Kirchlicher Rechtsschutz in Verwaltungsangelegenheiten

Von Daniel Tibi. ORCID logo

„Für die katholische Kirche ist es wichtig, dass Entscheidungen so an das Recht gebunden sind, dass allgemeine, als legitim anerkannte Regeln der Fairness, Transparenz und Kontrolle umfassend gesichert werden, sodass Willkür wirksam ausgeschlossen wird. […] Das wird ermöglicht durch eine wirksame Verbesserung der Möglichkeit für die Gläubigen, bei einer kirchlichen Verwaltungsgerichtsbarkeit bzw. beim Apostolischen Stuhl ihre Rechte geltend zu machen“1 Die Einführung einer kirchlichen Verwaltungsgerichtsbarkeit und damit die Verbesserung des kirchlichen Rechtsschutzes in Verwaltungsangelegenheiten ist eine zentrale Forderung des Synodalen Wegs in Deutschland.
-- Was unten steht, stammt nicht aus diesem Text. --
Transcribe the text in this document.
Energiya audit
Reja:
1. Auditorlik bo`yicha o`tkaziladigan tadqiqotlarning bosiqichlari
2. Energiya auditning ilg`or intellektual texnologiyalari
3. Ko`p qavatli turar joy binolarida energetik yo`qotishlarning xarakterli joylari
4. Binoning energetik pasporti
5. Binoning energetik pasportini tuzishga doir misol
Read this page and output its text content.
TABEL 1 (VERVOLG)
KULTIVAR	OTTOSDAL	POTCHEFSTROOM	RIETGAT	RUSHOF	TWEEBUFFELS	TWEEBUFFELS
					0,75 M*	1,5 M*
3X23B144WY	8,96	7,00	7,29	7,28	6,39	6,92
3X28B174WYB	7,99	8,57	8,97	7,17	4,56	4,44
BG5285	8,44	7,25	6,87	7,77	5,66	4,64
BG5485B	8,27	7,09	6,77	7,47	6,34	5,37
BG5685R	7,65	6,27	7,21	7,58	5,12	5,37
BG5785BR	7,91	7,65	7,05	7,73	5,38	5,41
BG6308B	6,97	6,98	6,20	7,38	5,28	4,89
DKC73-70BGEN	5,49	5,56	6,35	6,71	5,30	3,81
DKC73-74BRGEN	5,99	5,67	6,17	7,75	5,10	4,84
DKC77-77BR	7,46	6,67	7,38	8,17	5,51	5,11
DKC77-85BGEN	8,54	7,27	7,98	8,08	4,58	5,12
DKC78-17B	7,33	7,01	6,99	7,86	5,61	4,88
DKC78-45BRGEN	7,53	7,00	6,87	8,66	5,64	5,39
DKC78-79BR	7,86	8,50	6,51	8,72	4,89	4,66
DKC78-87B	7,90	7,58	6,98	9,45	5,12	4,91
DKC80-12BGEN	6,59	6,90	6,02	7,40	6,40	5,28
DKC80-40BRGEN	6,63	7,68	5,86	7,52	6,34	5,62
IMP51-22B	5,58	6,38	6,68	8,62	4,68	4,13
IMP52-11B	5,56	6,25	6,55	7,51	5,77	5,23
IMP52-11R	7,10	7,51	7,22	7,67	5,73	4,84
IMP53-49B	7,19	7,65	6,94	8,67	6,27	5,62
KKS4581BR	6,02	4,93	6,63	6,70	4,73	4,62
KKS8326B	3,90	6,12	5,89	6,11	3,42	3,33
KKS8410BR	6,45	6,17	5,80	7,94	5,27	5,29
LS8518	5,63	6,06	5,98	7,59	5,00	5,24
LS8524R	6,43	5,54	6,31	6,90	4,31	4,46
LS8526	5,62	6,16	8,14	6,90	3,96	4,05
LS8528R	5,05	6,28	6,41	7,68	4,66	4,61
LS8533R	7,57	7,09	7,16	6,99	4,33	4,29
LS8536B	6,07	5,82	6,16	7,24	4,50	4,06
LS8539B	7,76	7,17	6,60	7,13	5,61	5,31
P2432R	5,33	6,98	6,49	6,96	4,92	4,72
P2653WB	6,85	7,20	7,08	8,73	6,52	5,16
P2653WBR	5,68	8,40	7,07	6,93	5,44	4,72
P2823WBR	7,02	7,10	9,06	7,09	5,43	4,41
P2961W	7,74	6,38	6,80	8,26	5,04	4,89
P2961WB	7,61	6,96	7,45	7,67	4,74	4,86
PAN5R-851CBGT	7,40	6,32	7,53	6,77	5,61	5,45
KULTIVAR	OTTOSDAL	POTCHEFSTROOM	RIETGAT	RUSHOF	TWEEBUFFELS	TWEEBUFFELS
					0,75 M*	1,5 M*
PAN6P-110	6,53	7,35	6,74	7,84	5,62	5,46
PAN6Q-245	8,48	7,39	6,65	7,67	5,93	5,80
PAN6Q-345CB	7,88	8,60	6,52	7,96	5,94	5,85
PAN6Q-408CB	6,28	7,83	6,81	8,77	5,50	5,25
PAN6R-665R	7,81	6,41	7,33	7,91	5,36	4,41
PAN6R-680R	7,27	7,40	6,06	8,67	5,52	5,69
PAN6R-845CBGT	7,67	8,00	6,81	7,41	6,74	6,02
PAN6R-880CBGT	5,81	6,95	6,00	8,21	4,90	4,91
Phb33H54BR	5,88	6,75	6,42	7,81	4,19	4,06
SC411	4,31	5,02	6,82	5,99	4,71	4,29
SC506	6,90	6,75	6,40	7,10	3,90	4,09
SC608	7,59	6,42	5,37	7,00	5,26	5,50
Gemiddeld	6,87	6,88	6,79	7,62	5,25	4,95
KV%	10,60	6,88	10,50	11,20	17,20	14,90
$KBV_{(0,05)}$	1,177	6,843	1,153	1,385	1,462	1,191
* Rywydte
Eine Forderung, die nicht neu ist. Eigentlich waren bei der Reform Codex Iuris Canonici, des kirchlichen Gesetzbuches, Anfang der 1980er Jahre bereits kirchliche Verwaltungsgerichte vorgesehen, und die Würzburger Synode (1971–1975) hatte in Erwartung der Einführung solcher Gerichte bereits eine vollständige kirchliche Verwaltungsgerichtsordnung für die deutschen Bistümer erarbeitet. Allerdings kam es anders als erhofft, denn in der letzten Bearbeitungsphase der Reform des kirchlichen Gesetzbuches wurden die kirchlichen Verwaltungsgerichte wieder aus dem Gesetzestext entfernt. Dieser Artikel verschafft einen kurzen Überblick über die Hintergründe, die bestehenden Möglichkeiten des kirchlichen Rechtsschutzes in Verwaltungsangelegenheiten sowie über Möglichkeiten für die weitere Entwicklung.

Einzelverwaltungsakte

Wenn von Rechtsschutz in kirchlichen Verwaltungsangelegenheiten die Rede ist, geht es um die Möglichkeiten, die das Kirchenrecht bietet, um gegen einen Verwaltungsakt für Einzelfälle der kirchlichen Autorität vorzugehen. Dies kann ein Dekret sein, mit dem eine Kirche geschlossen wird, oder mit dem Pfarreien zusammengelegt werden, oder mit dem ein Pfarrer versetzt oder aus dem Amt entlassen wird, oder mit dem einem angehenden Religionslehrer die missio canonica verweigert wird, oder vieles Ähnliche mehr. Grundsätzlich sind zwei Möglichkeiten eines Rekurses gegen solche Dekrete denkbar: das Vorgehen auf dem Verwaltungsweg, das nach geltendem Recht mir den hierarchischen Rekurs gegeben ist, und das Vorgehen auf dem Gerichtsweg, das nach geltendem allerdings Recht nicht vorgesehen ist.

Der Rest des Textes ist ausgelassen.